A New Branch-and-Bound Pruning Framework for $\ell_0$-Regularized Problems
Theo Guyard, Cédric Herzet, Clément Elvira, Ayşe-Nur Arslan
TL;DR
The paper addresses exact sparse learning via Branch-and-Bound for problems of the form $p^\star = \inf_{\mathbf{x}} f(\mathbf{A}\mathbf{x}) + g(\mathbf{x})$ with $g(\mathbf{x}) = \lambda\|\mathbf{x}\|_0 + \sum_i h(x_i)$, where conventional pruning tests rely on costly convex relaxations.
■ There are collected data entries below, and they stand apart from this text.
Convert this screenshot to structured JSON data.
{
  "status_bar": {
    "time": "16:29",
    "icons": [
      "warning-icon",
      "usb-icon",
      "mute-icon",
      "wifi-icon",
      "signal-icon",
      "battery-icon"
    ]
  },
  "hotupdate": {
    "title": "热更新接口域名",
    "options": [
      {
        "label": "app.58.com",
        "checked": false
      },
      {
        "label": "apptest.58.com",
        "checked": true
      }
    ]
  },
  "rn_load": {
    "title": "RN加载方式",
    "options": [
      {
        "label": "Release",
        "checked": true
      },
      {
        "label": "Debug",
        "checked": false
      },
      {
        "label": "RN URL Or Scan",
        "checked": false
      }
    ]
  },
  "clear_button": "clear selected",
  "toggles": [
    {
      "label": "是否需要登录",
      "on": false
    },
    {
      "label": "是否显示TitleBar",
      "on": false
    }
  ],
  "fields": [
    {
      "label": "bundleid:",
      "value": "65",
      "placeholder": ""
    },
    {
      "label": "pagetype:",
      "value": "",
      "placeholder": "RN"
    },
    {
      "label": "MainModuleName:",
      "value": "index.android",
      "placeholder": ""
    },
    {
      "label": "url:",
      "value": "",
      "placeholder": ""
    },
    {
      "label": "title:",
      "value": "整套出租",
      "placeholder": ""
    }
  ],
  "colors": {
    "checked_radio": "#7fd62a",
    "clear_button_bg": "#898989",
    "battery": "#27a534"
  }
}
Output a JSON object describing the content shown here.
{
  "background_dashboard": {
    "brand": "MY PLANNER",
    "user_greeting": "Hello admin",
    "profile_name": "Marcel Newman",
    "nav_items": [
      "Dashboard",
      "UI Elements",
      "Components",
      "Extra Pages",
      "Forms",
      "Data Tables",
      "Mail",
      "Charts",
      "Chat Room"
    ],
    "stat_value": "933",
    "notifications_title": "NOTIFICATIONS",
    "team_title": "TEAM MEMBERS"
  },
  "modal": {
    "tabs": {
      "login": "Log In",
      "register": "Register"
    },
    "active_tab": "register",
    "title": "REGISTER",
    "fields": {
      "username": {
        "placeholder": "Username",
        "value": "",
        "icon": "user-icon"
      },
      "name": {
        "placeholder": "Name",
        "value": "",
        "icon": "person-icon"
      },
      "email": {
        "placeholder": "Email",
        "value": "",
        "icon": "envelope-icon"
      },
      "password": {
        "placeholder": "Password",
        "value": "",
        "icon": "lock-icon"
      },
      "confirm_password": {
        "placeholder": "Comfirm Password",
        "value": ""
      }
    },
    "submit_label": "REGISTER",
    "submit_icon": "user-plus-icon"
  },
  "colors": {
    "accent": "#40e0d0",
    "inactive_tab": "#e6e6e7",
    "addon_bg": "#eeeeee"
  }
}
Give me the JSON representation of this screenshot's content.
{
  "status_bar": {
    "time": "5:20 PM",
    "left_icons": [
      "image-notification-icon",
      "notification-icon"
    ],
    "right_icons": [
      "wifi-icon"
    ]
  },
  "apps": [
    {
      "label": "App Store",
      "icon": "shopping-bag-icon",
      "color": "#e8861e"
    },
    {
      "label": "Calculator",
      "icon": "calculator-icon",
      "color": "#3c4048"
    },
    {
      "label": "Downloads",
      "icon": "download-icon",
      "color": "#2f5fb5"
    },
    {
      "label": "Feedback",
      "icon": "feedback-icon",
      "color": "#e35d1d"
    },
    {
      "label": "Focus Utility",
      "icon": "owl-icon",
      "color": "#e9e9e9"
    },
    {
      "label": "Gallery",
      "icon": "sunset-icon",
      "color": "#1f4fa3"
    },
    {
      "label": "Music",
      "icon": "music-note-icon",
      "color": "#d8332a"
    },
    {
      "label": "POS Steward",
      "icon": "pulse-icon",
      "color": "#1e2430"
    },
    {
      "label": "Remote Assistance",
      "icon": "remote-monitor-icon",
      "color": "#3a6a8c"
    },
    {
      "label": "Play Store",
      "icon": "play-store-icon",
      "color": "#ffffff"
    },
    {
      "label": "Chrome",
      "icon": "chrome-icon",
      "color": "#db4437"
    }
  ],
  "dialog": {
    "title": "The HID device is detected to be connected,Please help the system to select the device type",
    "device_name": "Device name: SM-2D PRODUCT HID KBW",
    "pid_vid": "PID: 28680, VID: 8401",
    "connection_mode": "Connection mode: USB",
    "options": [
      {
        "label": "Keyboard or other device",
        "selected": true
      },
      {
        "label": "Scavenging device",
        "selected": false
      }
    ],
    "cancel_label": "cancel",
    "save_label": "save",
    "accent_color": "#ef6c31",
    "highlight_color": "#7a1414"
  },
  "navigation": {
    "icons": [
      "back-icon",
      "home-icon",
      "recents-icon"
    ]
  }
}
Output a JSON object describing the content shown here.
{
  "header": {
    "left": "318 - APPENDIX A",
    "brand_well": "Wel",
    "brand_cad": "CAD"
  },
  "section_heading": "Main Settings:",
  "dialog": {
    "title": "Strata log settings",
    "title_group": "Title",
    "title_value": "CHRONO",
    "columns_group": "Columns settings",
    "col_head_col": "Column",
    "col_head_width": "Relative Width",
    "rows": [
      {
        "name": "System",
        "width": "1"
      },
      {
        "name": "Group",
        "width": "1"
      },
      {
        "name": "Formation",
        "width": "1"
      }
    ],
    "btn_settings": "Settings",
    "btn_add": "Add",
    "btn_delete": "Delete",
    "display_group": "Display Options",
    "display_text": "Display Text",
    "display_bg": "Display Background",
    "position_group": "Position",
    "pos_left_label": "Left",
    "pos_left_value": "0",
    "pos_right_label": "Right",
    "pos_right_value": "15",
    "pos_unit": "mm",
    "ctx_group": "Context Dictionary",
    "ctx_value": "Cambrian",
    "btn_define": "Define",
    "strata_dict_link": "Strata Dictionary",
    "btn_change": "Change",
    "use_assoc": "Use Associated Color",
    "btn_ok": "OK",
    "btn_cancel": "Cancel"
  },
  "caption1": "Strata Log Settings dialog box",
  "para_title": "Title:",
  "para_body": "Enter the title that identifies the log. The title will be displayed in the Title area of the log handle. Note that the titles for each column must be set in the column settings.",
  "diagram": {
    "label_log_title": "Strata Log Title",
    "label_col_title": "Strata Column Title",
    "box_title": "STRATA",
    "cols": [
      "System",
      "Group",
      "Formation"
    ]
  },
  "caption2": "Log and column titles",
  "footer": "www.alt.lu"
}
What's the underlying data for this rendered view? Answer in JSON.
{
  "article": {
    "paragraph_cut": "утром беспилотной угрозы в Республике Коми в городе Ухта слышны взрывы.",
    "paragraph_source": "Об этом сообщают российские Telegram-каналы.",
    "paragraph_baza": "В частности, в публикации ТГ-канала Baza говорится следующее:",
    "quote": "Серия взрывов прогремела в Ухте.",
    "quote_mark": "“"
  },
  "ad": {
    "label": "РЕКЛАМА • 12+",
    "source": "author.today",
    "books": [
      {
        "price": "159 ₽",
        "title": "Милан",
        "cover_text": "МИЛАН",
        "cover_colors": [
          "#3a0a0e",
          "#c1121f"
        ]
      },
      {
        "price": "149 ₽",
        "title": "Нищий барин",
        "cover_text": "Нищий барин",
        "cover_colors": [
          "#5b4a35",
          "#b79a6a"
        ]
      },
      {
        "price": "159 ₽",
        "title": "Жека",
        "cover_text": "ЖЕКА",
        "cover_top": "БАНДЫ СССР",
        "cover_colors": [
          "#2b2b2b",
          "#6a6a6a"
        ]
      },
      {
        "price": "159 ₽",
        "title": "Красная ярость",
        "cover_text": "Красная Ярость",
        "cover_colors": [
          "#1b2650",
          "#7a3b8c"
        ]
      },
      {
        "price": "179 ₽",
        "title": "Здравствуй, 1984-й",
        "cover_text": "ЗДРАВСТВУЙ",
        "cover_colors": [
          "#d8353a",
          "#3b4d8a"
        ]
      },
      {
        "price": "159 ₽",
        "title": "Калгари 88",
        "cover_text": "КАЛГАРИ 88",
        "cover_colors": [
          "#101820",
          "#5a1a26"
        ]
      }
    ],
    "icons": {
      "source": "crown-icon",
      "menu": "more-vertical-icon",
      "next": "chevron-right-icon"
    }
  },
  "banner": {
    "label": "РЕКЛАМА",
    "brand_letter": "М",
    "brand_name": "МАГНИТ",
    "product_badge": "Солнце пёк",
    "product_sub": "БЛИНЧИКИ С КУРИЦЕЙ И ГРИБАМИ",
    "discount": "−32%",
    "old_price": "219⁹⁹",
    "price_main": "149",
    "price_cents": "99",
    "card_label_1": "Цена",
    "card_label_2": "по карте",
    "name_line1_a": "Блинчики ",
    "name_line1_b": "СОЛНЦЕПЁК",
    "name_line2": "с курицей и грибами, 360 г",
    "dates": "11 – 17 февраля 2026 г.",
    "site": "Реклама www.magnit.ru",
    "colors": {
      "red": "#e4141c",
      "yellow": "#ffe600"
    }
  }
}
It introduces a duality-based pruning strategy that computes a valid lower bound $\tilde{p}^\nu$ without solving relaxations and enables simultaneous testing of multiple regions, reducing overhead. The method relies on Fenchel-Rockafellar duality to form $D^\nu(\mathbf{u})$ and shows how to evaluate dual bounds for all direct successors at $\mathcal{O}(mn)$, with a principled way to propagate pruning across the tree. Numerical experiments on synthetic and real-world datasets show speedups of several orders of magnitude over standard solvers, expanding the tractable set of problems for exact sparse learning and feature selection.
Abstract
We consider the resolution of learning problems involving $\ell_0$-regularization via Branch-and-Bound (BnB) algorithms. These methods explore regions of the feasible space of the problem and check whether they do not contain solutions through "pruning tests". In standard implementations, evaluating a pruning test requires to solve a convex optimization problem, which may result in computational bottlenecks. In this paper, we present an alternative to implement pruning tests for some generic family of $\ell_0$-regularized problems. Our proposed procedure allows the simultaneous assessment of several regions and can be embedded in standard BnB implementations with a negligible computational overhead. We show through numerical simulations that our pruning strategy can improve the solving time of BnB procedures by several orders of magnitude for typical problems encountered in machine-learning applications.